Medef : le patronat sort ses cartes24/06/20262026Journal/medias/journalarticle/images/2026/06/P6-1_Medef_OK_Lupo.jpg.420x236_q85_box-0%2C0%2C838%2C471_crop_detail.jpg2026-06-24

Leur société

Medef : le patronat sort ses cartes

Tandis que les candidats déclarés ou potentiels à l’élection présidentielle multiplient les promesses pour attirer les électeurs, la feuille de route du futur élu est en préparation… dans les bureaux du Medef.

Illustration - le patronat sort ses cartes

L’organisation patronale vient en effet de publier une brochure intitulée Cartes sur table, dans laquelle elle déroule ses exigences. Si l’on écoute son président, Patrick Martin, le seul objectif du Medef serait de « redonner du pouvoir d’achat, par le travail, pour l’emploi, de sorte que tout le monde ait la patate ». Et, pour cela, rien ne vaudrait les remèdes patronaux.

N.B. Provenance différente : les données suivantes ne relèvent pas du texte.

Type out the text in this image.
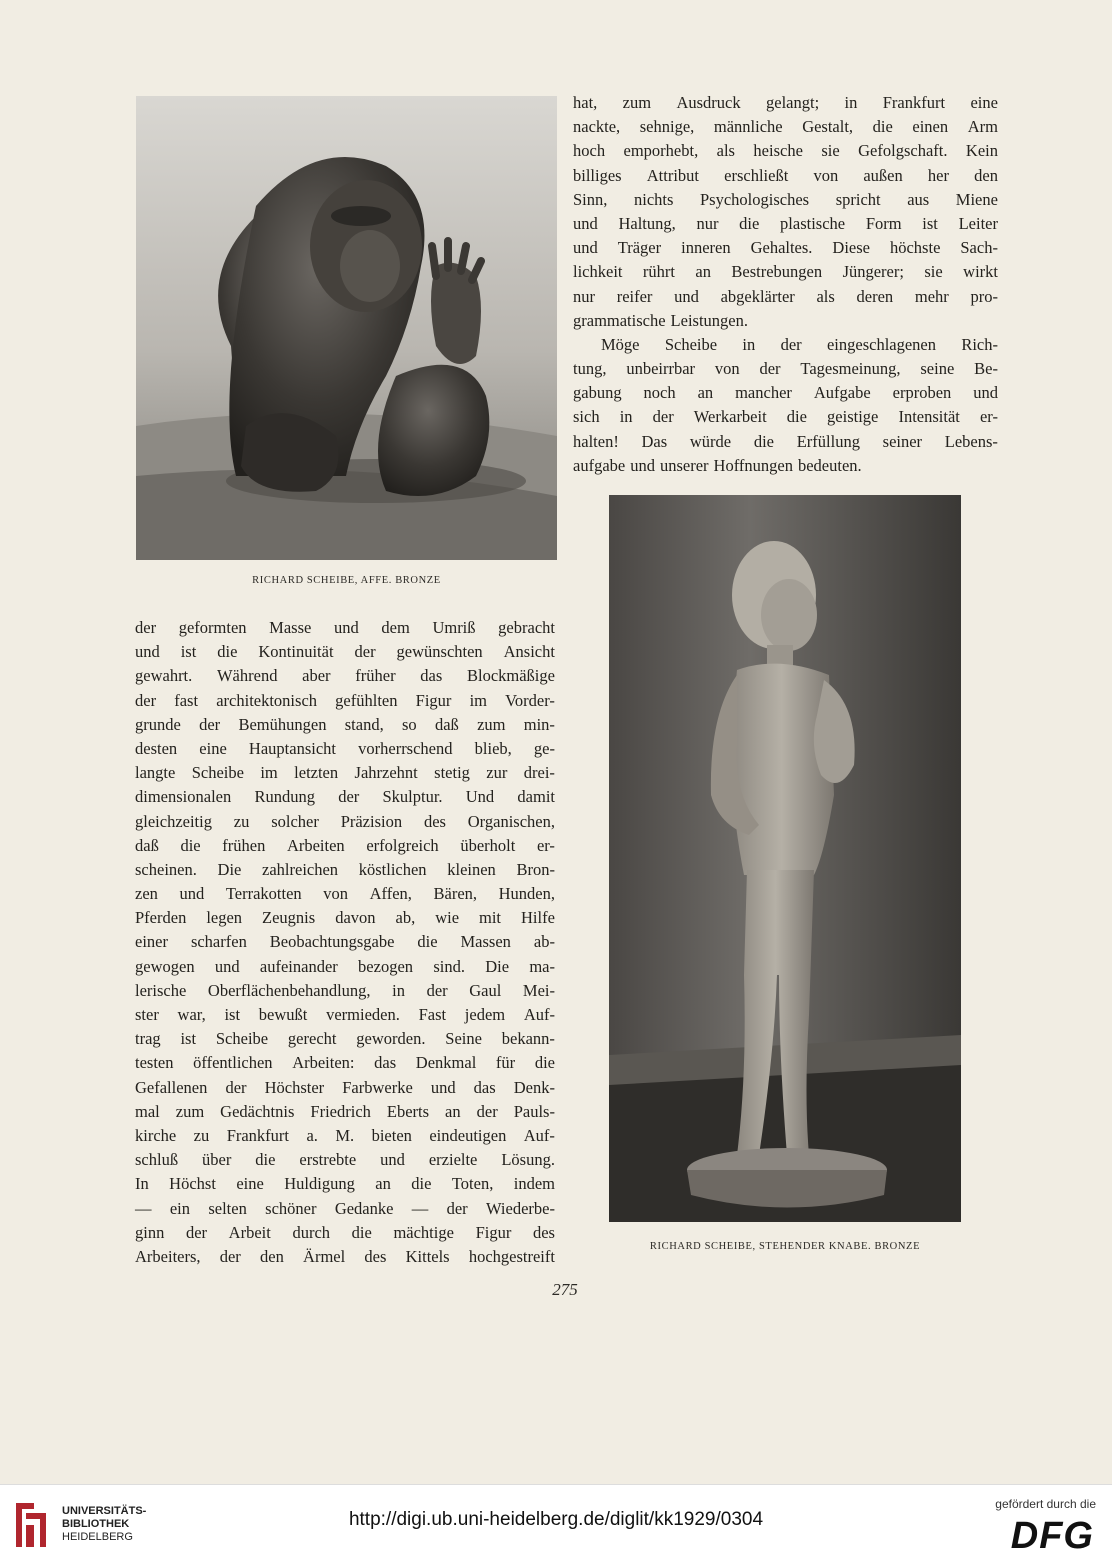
RICHARD SCHEIBE, AFFE. BRONZE
RICHARD SCHEIBE, STEHENDER KNABE. BRONZE
hat, zum Ausdruck gelangt; in Frankfurt eine
nackte, sehnige, männliche Gestalt, die einen Arm
hoch emporhebt, als heische sie Gefolgschaft. Kein
billiges Attribut erschließt von außen her den
Sinn, nichts Psychologisches spricht aus Miene
und Haltung, nur die plastische Form ist Leiter
und Träger inneren Gehaltes. Diese höchste Sach-
lichkeit rührt an Bestrebungen Jüngerer; sie wirkt
nur reifer und abgeklärter als deren mehr pro-
grammatische Leistungen.
Möge Scheibe in der eingeschlagenen Rich-
tung, unbeirrbar von der Tagesmeinung, seine Be-
gabung noch an mancher Aufgabe erproben und
sich in der Werkarbeit die geistige Intensität er-
halten! Das würde die Erfüllung seiner Lebens-
aufgabe und unserer Hoffnungen bedeuten.
der geformten Masse und dem Umriß gebracht
und ist die Kontinuität der gewünschten Ansicht
gewahrt. Während aber früher das Blockmäßige
der fast architektonisch gefühlten Figur im Vorder-
grunde der Bemühungen stand, so daß zum min-
desten eine Hauptansicht vorherrschend blieb, ge-
langte Scheibe im letzten Jahrzehnt stetig zur drei-
dimensionalen Rundung der Skulptur. Und damit
gleichzeitig zu solcher Präzision des Organischen,
daß die frühen Arbeiten erfolgreich überholt er-
scheinen. Die zahlreichen köstlichen kleinen Bron-
zen und Terrakotten von Affen, Bären, Hunden,
Pferden legen Zeugnis davon ab, wie mit Hilfe
einer scharfen Beobachtungsgabe die Massen ab-
gewogen und aufeinander bezogen sind. Die ma-
lerische Oberflächenbehandlung, in der Gaul Mei-
ster war, ist bewußt vermieden. Fast jedem Auf-
trag ist Scheibe gerecht geworden. Seine bekann-
testen öffentlichen Arbeiten: das Denkmal für die
Gefallenen der Höchster Farbwerke und das Denk-
mal zum Gedächtnis Friedrich Eberts an der Pauls-
kirche zu Frankfurt a. M. bieten eindeutigen Auf-
schluß über die erstrebte und erzielte Lösung.
In Höchst eine Huldigung an die Toten, indem
— ein selten schöner Gedanke — der Wiederbe-
ginn der Arbeit durch die mächtige Figur des
Arbeiters, der den Ärmel des Kittels hochgestreift
275
UNIVERSITÄTS-
BIBLIOTHEK
HEIDELBERG
http://digi.ub.uni-heidelberg.de/diglit/kk1929/0304
gefördert durch die
DFG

Des dizaines de pages de graphiques sont censées démontrer que les salariés français ne travaillent pas assez par rapport à ceux d’autres pays, qu’ils coûtent trop cher, que le soutien public au développement des nouvelles technologies est insuffisant ou encore que les riches financent massivement les aides sociales par l’impôt. Il faudrait aussi s’inquiéter d’un « rapport au travail qui se détériore », puisque seuls 8 % des salariés français se sentiraient « engagés dans leur entreprise », ce qui serait une cause majeure de la hausse continue des arrêts maladie.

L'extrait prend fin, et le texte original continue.